Probability with replacement?

Question

A library has 2million books. You check out 16 books at random. Tomorrow (and each subsequent day), you return those 16, & check out 16 random books. When do you have a 50% chance of checking out at least 1 book you've previously gotten? When do you have a 50% chance of checking out 8 (of the 16) previous books (and what are the formulas)?

Answer 1

Here is how I approached this: To keep the problem tractable, assume that there are 10 books and you picked 1 at a time.

On the second day, you have a 1/10=10% chance that you will repeat a book

For the third day, we should proceed as follows. The number ways you could choose 3 books over 3 days is 10^3. The number of ways of choosing 3 different books is 10x9x8. Therefore the probability that they are all different = 10x9x8/1000 = 72%. Therefore the probability at least one repeats = 28%. Add that to the number above and you have 38% for day 3. You can repeat this for several days and get at what day this becomes > 50%.

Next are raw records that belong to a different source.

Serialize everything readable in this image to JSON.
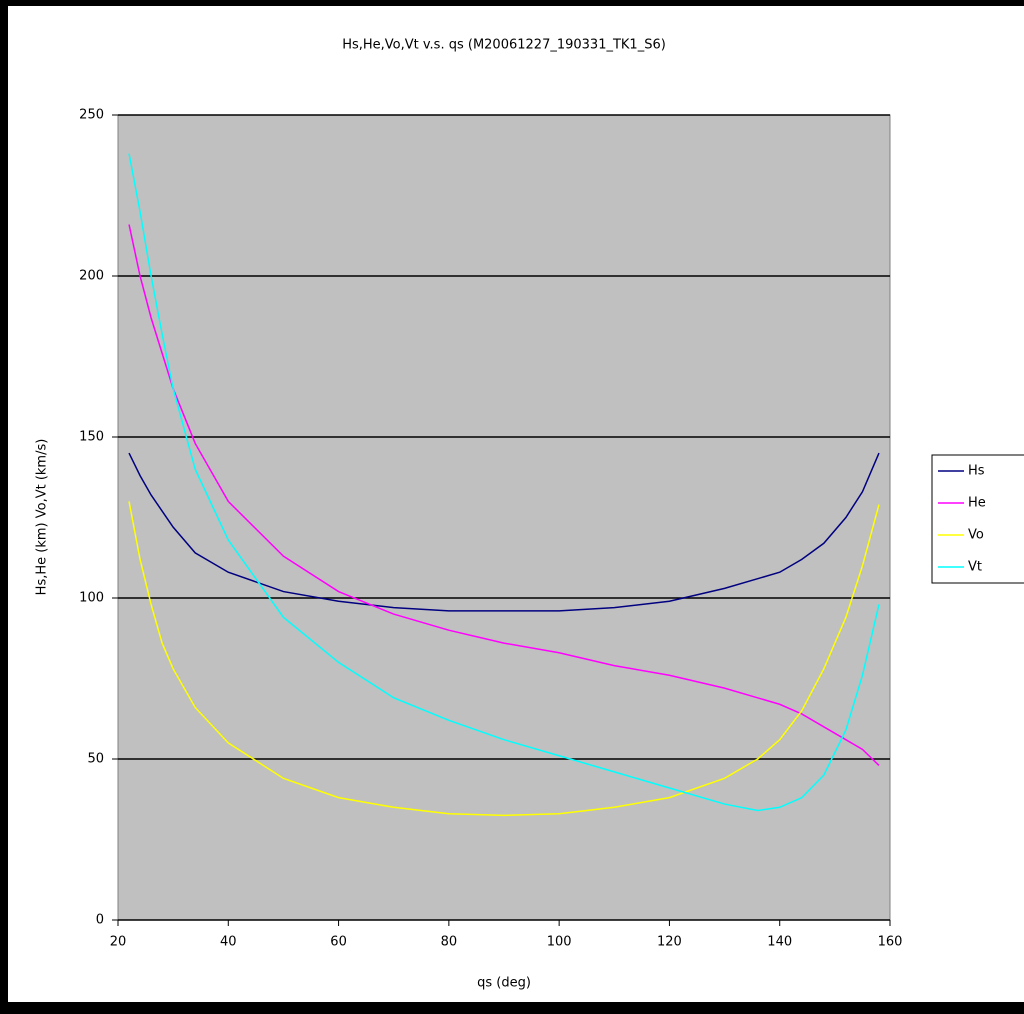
{
  "chart_data": {
    "type": "line",
    "title": "Hs,He,Vo,Vt v.s. qs (M20061227_190331_TK1_S6)",
    "x_label": "qs (deg)",
    "y_label": "Hs,He (km)   Vo,Vt (km/s)",
    "x": [
      22,
      24,
      26,
      28,
      30,
      34,
      40,
      50,
      60,
      70,
      80,
      90,
      100,
      110,
      120,
      130,
      136,
      140,
      144,
      148,
      152,
      155,
      158
    ],
    "series": [
      {
        "name": "Hs",
        "color": "#000080",
        "values": [
          145,
          138,
          132,
          127,
          122,
          114,
          108,
          102,
          99,
          97,
          96,
          96,
          96,
          97,
          99,
          103,
          106,
          108,
          112,
          117,
          125,
          133,
          145
        ]
      },
      {
        "name": "He",
        "color": "#ff00ff",
        "values": [
          216,
          200,
          187,
          176,
          165,
          148,
          130,
          113,
          102,
          95,
          90,
          86,
          83,
          79,
          76,
          72,
          69,
          67,
          64,
          60,
          56,
          53,
          48
        ]
      },
      {
        "name": "Vo",
        "color": "#ffff00",
        "values": [
          130,
          112,
          98,
          86,
          78,
          66,
          55,
          44,
          38,
          35,
          33,
          32.5,
          33,
          35,
          38,
          44,
          50,
          56,
          65,
          78,
          94,
          110,
          129
        ]
      },
      {
        "name": "Vt",
        "color": "#00ffff",
        "values": [
          238,
          220,
          200,
          182,
          165,
          140,
          118,
          94,
          80,
          69,
          62,
          56,
          51,
          46,
          41,
          36,
          34,
          35,
          38,
          45,
          59,
          76,
          98
        ]
      }
    ],
    "xlim": [
      20,
      160
    ],
    "xticks": [
      20,
      40,
      60,
      80,
      100,
      120,
      140,
      160
    ],
    "ylim": [
      0,
      250
    ],
    "yticks": [
      0,
      50,
      100,
      150,
      200,
      250
    ],
    "grid": true,
    "legend": "right",
    "plot_background": "#c0c0c0"
  }
}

For this example, its on day 4.

For the library example you quote, for any given day 'r', the incremental probability is

P(r) = 1 - (r! nCr)/n!.

and what you want to do is find an 'r' such that SUM P(r) >= 0.5.

Answer 2

This is one of those problems where you calculate the probability of something NOT happening, and as the last step subtract it from 1.

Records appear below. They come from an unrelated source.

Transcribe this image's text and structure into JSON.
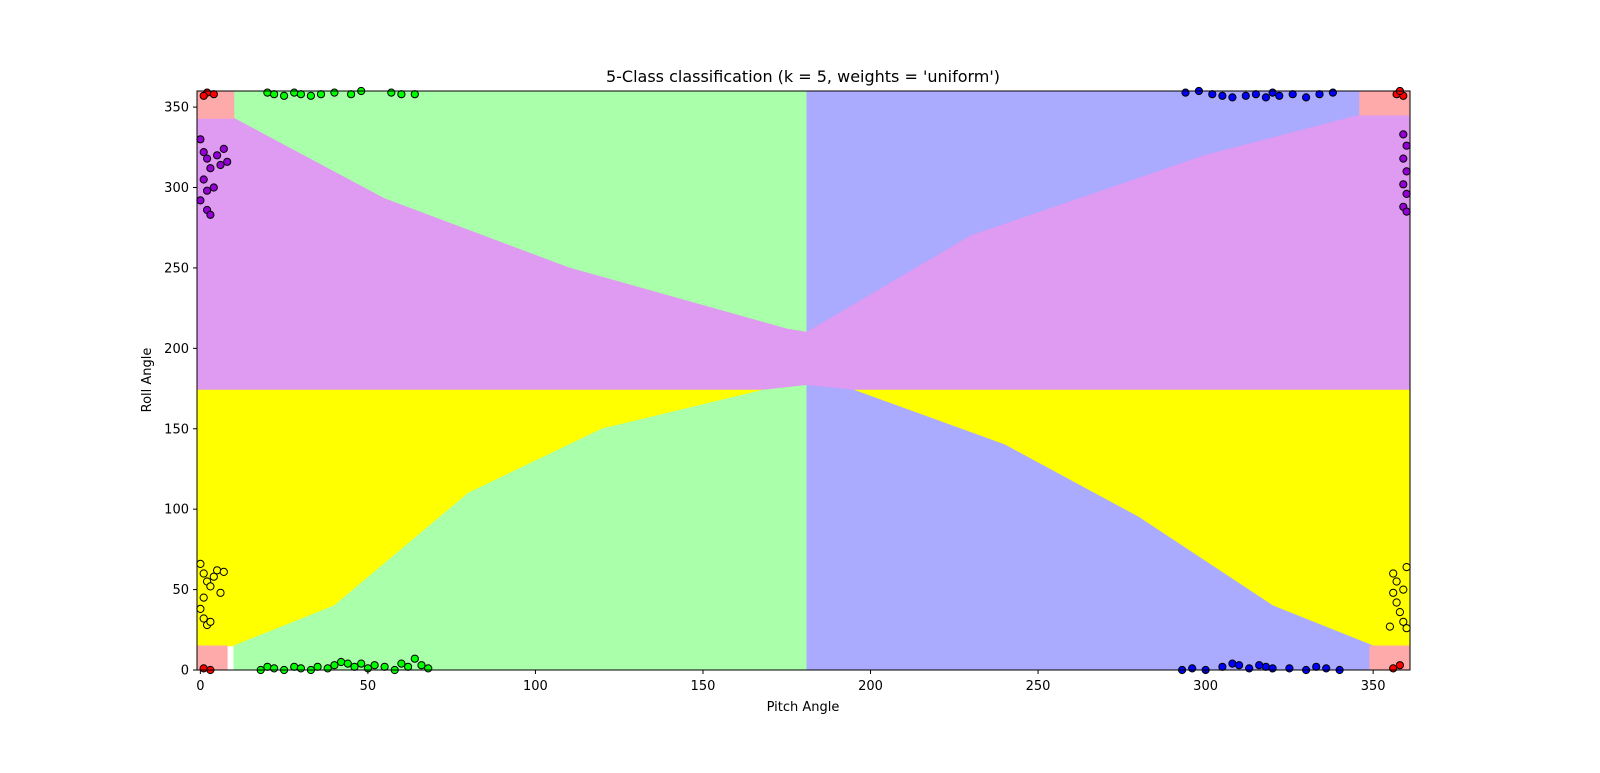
{
  "chart_data": {
    "type": "scatter",
    "title": "5-Class classification (k = 5, weights = 'uniform')",
    "xlabel": "Pitch Angle",
    "ylabel": "Roll Angle",
    "xlim": [
      -1,
      361
    ],
    "ylim": [
      0,
      360
    ],
    "xticks": [
      0,
      50,
      100,
      150,
      200,
      250,
      300,
      350
    ],
    "yticks": [
      0,
      50,
      100,
      150,
      200,
      250,
      300,
      350
    ],
    "grid": false,
    "colors": {
      "red_region": "#FFAAAA",
      "green_region": "#AAFFAA",
      "blue_region": "#AAAAFF",
      "purple_region": "#DF9AF1",
      "yellow_region": "#FFFF00",
      "red_points": "#FF0000",
      "green_points": "#00FF00",
      "blue_points": "#0000FF",
      "purple_points": "#9400D3",
      "yellow_points": "#FFFF00",
      "point_edge": "#000000"
    },
    "decision_regions": [
      {
        "class": "green",
        "color_key": "green_region",
        "polygon": [
          [
            10,
            360
          ],
          [
            181,
            360
          ],
          [
            181,
            210
          ],
          [
            175,
            212
          ],
          [
            110,
            250
          ],
          [
            55,
            293
          ],
          [
            10,
            340
          ]
        ]
      },
      {
        "class": "blue",
        "color_key": "blue_region",
        "polygon": [
          [
            181,
            360
          ],
          [
            346,
            360
          ],
          [
            346,
            345
          ],
          [
            300,
            320
          ],
          [
            230,
            270
          ],
          [
            181,
            210
          ]
        ]
      },
      {
        "class": "purple",
        "color_key": "purple_region",
        "polygon": [
          [
            -1,
            343
          ],
          [
            10,
            343
          ],
          [
            55,
            293
          ],
          [
            110,
            250
          ],
          [
            175,
            212
          ],
          [
            181,
            210
          ],
          [
            230,
            270
          ],
          [
            300,
            320
          ],
          [
            346,
            345
          ],
          [
            361,
            345
          ],
          [
            361,
            174
          ],
          [
            195,
            174
          ],
          [
            181,
            177
          ],
          [
            168,
            174
          ],
          [
            -1,
            174
          ]
        ]
      },
      {
        "class": "yellow",
        "color_key": "yellow_region",
        "polygon": [
          [
            -1,
            174
          ],
          [
            168,
            174
          ],
          [
            120,
            150
          ],
          [
            80,
            110
          ],
          [
            40,
            40
          ],
          [
            10,
            15
          ],
          [
            -1,
            15
          ]
        ]
      },
      {
        "class": "yellow",
        "color_key": "yellow_region",
        "polygon": [
          [
            195,
            174
          ],
          [
            361,
            174
          ],
          [
            361,
            15
          ],
          [
            350,
            15
          ],
          [
            320,
            40
          ],
          [
            280,
            95
          ],
          [
            240,
            140
          ]
        ]
      },
      {
        "class": "green",
        "color_key": "green_region",
        "polygon": [
          [
            10,
            0
          ],
          [
            181,
            0
          ],
          [
            181,
            177
          ],
          [
            168,
            174
          ],
          [
            120,
            150
          ],
          [
            80,
            110
          ],
          [
            40,
            40
          ],
          [
            10,
            15
          ]
        ]
      },
      {
        "class": "blue",
        "color_key": "blue_region",
        "polygon": [
          [
            181,
            0
          ],
          [
            350,
            0
          ],
          [
            350,
            15
          ],
          [
            320,
            40
          ],
          [
            280,
            95
          ],
          [
            240,
            140
          ],
          [
            195,
            174
          ],
          [
            181,
            177
          ]
        ]
      },
      {
        "class": "red",
        "color_key": "red_region",
        "polygon": [
          [
            -1,
            0
          ],
          [
            8,
            0
          ],
          [
            8,
            15
          ],
          [
            -1,
            15
          ]
        ]
      },
      {
        "class": "red",
        "color_key": "red_region",
        "polygon": [
          [
            349,
            0
          ],
          [
            361,
            0
          ],
          [
            361,
            15
          ],
          [
            349,
            15
          ]
        ]
      },
      {
        "class": "red",
        "color_key": "red_region",
        "polygon": [
          [
            -1,
            343
          ],
          [
            10,
            343
          ],
          [
            10,
            360
          ],
          [
            -1,
            360
          ]
        ]
      },
      {
        "class": "red",
        "color_key": "red_region",
        "polygon": [
          [
            346,
            345
          ],
          [
            361,
            345
          ],
          [
            361,
            360
          ],
          [
            346,
            360
          ]
        ]
      }
    ],
    "series": [
      {
        "class": "red",
        "color_key": "red_points",
        "points": [
          [
            1,
            1
          ],
          [
            3,
            0
          ],
          [
            2,
            359
          ],
          [
            4,
            358
          ],
          [
            1,
            357
          ],
          [
            356,
            1
          ],
          [
            358,
            3
          ],
          [
            357,
            358
          ],
          [
            359,
            357
          ],
          [
            358,
            360
          ]
        ]
      },
      {
        "class": "green",
        "color_key": "green_points",
        "points": [
          [
            18,
            0
          ],
          [
            20,
            2
          ],
          [
            22,
            1
          ],
          [
            25,
            0
          ],
          [
            28,
            2
          ],
          [
            30,
            1
          ],
          [
            33,
            0
          ],
          [
            35,
            2
          ],
          [
            38,
            1
          ],
          [
            40,
            3
          ],
          [
            42,
            5
          ],
          [
            44,
            4
          ],
          [
            46,
            2
          ],
          [
            48,
            4
          ],
          [
            50,
            1
          ],
          [
            52,
            3
          ],
          [
            55,
            2
          ],
          [
            58,
            0
          ],
          [
            60,
            4
          ],
          [
            62,
            2
          ],
          [
            64,
            7
          ],
          [
            66,
            3
          ],
          [
            68,
            1
          ],
          [
            20,
            359
          ],
          [
            22,
            358
          ],
          [
            25,
            357
          ],
          [
            28,
            359
          ],
          [
            30,
            358
          ],
          [
            33,
            357
          ],
          [
            36,
            358
          ],
          [
            40,
            359
          ],
          [
            45,
            358
          ],
          [
            48,
            360
          ],
          [
            57,
            359
          ],
          [
            60,
            358
          ],
          [
            64,
            358
          ]
        ]
      },
      {
        "class": "blue",
        "color_key": "blue_points",
        "points": [
          [
            293,
            0
          ],
          [
            296,
            1
          ],
          [
            300,
            0
          ],
          [
            305,
            2
          ],
          [
            308,
            4
          ],
          [
            310,
            3
          ],
          [
            313,
            1
          ],
          [
            316,
            3
          ],
          [
            318,
            2
          ],
          [
            320,
            1
          ],
          [
            325,
            1
          ],
          [
            330,
            0
          ],
          [
            333,
            2
          ],
          [
            336,
            1
          ],
          [
            340,
            0
          ],
          [
            294,
            359
          ],
          [
            298,
            360
          ],
          [
            302,
            358
          ],
          [
            305,
            357
          ],
          [
            308,
            356
          ],
          [
            312,
            357
          ],
          [
            315,
            358
          ],
          [
            318,
            356
          ],
          [
            320,
            359
          ],
          [
            322,
            357
          ],
          [
            326,
            358
          ],
          [
            330,
            356
          ],
          [
            334,
            358
          ],
          [
            338,
            359
          ]
        ]
      },
      {
        "class": "purple",
        "color_key": "purple_points",
        "points": [
          [
            0,
            330
          ],
          [
            1,
            322
          ],
          [
            2,
            318
          ],
          [
            3,
            312
          ],
          [
            5,
            320
          ],
          [
            7,
            324
          ],
          [
            8,
            316
          ],
          [
            1,
            305
          ],
          [
            2,
            298
          ],
          [
            0,
            292
          ],
          [
            2,
            286
          ],
          [
            3,
            283
          ],
          [
            4,
            300
          ],
          [
            6,
            314
          ],
          [
            359,
            333
          ],
          [
            360,
            326
          ],
          [
            359,
            318
          ],
          [
            360,
            310
          ],
          [
            359,
            302
          ],
          [
            360,
            296
          ],
          [
            359,
            288
          ],
          [
            360,
            285
          ]
        ]
      },
      {
        "class": "yellow",
        "color_key": "yellow_points",
        "points": [
          [
            0,
            66
          ],
          [
            1,
            60
          ],
          [
            2,
            55
          ],
          [
            3,
            52
          ],
          [
            4,
            58
          ],
          [
            5,
            62
          ],
          [
            6,
            48
          ],
          [
            7,
            61
          ],
          [
            1,
            45
          ],
          [
            0,
            38
          ],
          [
            1,
            32
          ],
          [
            2,
            28
          ],
          [
            3,
            30
          ],
          [
            356,
            60
          ],
          [
            357,
            55
          ],
          [
            356,
            48
          ],
          [
            357,
            42
          ],
          [
            358,
            36
          ],
          [
            359,
            30
          ],
          [
            360,
            26
          ],
          [
            359,
            50
          ],
          [
            360,
            64
          ],
          [
            355,
            27
          ]
        ]
      }
    ]
  }
}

So, the probability of NOT getting a repeat with the first book on the second day is (2 million - 16)/2 million. The probability of NOT getting a repeat with the second book on the second day is (2 million - 17)/(2 million -1). And so on. The probability of of NOT getting a repeat anywhere in the 2nd day through the 1001st day is the product of 16,000 terms like that.

I'm blanking for a moment on the second harder part. Look at binomial probabilities for inspiration. If there's a whole other way to do the problem, I'm not seeing the trick yet.